Design Thinking: How to Frame the Problem

How do you frame the problem during a design sprint?

The entire first day of a Design Sprint focuses on understanding the problem and its nuances. This first step is significantly important in that the stages following rely on it fully to achieve success. Not only is it about finding the right problem that can be effectively resolved by the Design Sprint, but also positioning it to be confronted directly, based on prioritizing criteria such as cost, time, impact, and any other relevant parameters.

Drafting an accurate and concise problem statement is key. Breaking down the wording and clarifying the positioning of the problem is important to demonstrate clarity, removing nuances that could lead to multiple interpretations. Utilizing the 'How Might We' phrase while brainstorming helps determine potential subsets of the entire problem, giving insight to best approaches that may take effect down the line.

The major pivot point to avoid failure in the Design Thinking Process is the degree of specificity in the problem statement. Ambiguity is no ally during this process. It does not open parameters up to more solutions. It only leads to unnecessary time wasted on inapplicable solutions. One of the many ways to approach defining a specific problem is to identify the many who's, what's, and why's that exist in the space around the issue, such as asking:

  • Who is affected?
  • Who fully understands the problem?
  • What are the business needs?
  • What are the goals?
  • What is affected or impacted?
  • What are the contributing strengths and weaknesses?
  • What has been tried?
  • Why this problem? Is it worth it?
  • Why has this issue persisted? Has anything prevented a solution or amplified it?
  • How are people currently achieving their goals?

These questions serve the purpose of prioritizing the problems to solve first and positioning them for stakeholder buy-in. Moving forward with client value and business priorities in mind will justify your decisions, especially resonating when qualifying necessary time and resources.

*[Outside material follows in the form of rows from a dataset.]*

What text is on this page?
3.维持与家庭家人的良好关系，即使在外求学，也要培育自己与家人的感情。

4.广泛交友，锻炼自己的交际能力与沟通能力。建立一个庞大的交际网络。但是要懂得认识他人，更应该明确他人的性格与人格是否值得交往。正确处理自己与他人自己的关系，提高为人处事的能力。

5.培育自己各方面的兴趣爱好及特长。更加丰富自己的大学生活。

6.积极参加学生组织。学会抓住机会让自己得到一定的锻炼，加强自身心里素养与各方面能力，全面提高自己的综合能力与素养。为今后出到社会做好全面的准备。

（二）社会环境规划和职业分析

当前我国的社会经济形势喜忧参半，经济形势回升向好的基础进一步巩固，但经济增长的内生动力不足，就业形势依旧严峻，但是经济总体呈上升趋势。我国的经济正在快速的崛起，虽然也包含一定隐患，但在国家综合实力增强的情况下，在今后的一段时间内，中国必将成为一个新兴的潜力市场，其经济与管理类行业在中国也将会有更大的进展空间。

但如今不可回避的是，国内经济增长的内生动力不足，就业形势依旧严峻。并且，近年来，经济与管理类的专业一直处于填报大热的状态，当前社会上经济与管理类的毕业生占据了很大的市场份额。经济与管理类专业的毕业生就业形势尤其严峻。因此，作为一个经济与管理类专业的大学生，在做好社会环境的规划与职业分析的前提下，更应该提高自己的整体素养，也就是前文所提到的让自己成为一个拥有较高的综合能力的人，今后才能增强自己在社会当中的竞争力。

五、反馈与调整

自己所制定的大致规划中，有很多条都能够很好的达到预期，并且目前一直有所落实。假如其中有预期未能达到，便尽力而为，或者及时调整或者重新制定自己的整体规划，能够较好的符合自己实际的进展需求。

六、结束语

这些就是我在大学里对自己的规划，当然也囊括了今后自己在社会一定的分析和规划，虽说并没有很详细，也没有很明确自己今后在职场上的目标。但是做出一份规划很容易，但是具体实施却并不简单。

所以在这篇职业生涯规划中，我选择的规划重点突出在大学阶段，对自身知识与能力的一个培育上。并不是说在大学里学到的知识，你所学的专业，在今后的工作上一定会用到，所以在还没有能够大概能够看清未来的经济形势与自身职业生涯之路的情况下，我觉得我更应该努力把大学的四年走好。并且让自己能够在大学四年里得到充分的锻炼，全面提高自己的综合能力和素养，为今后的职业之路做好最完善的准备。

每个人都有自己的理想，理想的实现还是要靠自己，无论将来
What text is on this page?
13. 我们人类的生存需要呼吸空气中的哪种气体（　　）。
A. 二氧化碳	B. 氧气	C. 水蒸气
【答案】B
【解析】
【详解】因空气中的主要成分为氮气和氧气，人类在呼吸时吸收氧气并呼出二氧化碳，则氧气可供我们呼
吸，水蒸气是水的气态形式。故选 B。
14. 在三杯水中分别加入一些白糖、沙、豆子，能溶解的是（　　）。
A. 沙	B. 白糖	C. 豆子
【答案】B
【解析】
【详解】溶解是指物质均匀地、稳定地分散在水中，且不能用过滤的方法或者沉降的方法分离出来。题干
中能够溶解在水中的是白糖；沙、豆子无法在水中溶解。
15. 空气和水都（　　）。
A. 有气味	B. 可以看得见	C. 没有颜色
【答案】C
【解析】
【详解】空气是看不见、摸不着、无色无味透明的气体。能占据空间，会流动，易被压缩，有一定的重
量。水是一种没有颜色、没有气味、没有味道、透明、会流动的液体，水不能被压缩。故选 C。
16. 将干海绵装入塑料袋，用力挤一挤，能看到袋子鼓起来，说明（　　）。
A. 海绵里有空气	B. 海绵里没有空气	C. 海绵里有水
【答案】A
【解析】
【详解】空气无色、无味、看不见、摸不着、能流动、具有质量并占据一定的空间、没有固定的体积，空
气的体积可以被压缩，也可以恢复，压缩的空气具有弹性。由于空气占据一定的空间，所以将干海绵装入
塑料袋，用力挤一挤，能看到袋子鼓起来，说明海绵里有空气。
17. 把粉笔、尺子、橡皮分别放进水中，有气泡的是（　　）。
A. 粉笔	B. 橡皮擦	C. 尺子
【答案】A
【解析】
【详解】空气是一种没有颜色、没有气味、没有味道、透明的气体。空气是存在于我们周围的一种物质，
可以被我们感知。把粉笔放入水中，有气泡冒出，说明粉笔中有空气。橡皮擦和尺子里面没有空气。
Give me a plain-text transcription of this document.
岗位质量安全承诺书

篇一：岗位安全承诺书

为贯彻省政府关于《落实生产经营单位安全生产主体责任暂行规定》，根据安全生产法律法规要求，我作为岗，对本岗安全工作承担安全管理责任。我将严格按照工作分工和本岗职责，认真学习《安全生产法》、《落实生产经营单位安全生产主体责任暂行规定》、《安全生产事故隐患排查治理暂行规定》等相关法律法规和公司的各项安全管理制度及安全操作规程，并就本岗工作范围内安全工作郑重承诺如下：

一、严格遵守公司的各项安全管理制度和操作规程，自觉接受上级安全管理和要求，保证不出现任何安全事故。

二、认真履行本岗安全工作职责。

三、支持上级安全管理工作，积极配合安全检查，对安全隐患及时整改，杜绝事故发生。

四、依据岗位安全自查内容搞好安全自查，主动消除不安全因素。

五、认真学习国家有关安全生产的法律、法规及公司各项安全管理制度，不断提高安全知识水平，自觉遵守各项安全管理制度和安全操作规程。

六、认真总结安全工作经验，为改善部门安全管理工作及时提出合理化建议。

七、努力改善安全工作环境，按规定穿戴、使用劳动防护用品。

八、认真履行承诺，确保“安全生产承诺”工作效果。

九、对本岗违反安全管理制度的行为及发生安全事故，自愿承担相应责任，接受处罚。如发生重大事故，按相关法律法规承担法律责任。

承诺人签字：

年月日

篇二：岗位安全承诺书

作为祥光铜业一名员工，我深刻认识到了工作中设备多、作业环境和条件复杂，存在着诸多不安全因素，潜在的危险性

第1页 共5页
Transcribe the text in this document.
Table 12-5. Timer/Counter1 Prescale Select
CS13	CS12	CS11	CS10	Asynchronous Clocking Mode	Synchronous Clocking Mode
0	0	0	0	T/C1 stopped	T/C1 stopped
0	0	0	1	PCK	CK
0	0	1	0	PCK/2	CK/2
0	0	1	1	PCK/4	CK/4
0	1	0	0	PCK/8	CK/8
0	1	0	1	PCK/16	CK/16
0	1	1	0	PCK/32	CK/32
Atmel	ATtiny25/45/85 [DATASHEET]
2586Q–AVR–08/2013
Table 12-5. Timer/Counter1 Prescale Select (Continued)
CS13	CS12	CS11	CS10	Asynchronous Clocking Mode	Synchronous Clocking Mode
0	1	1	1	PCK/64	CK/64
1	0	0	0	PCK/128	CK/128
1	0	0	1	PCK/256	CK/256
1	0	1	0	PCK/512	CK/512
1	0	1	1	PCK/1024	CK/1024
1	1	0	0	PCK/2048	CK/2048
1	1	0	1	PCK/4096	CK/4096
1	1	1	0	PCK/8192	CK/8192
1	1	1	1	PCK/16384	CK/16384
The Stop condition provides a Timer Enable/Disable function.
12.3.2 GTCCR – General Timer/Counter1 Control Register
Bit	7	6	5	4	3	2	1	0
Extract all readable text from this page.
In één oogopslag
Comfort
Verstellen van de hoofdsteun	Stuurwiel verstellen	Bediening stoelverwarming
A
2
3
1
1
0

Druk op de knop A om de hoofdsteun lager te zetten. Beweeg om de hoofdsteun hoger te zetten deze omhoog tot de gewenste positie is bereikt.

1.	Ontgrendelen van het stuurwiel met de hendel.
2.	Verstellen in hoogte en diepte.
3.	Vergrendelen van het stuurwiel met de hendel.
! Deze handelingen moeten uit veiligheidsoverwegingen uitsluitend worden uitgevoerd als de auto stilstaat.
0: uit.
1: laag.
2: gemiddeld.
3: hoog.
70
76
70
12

All this preparatory work in framing the problem sets up the following steps and decisions, such as the very important task of assembling the right team. Having the qualified background knowledge and experience available makes all the difference in the accuracy of the work and the amount of time spent doing so. Subject Matter Experts, also known as SMEs, are key in providing extremely helpful insight. These highly specialized individuals can share their expertise and perspective, shedding light on unseen details and flushing out processes for potential obstacles informed by their unique points of view.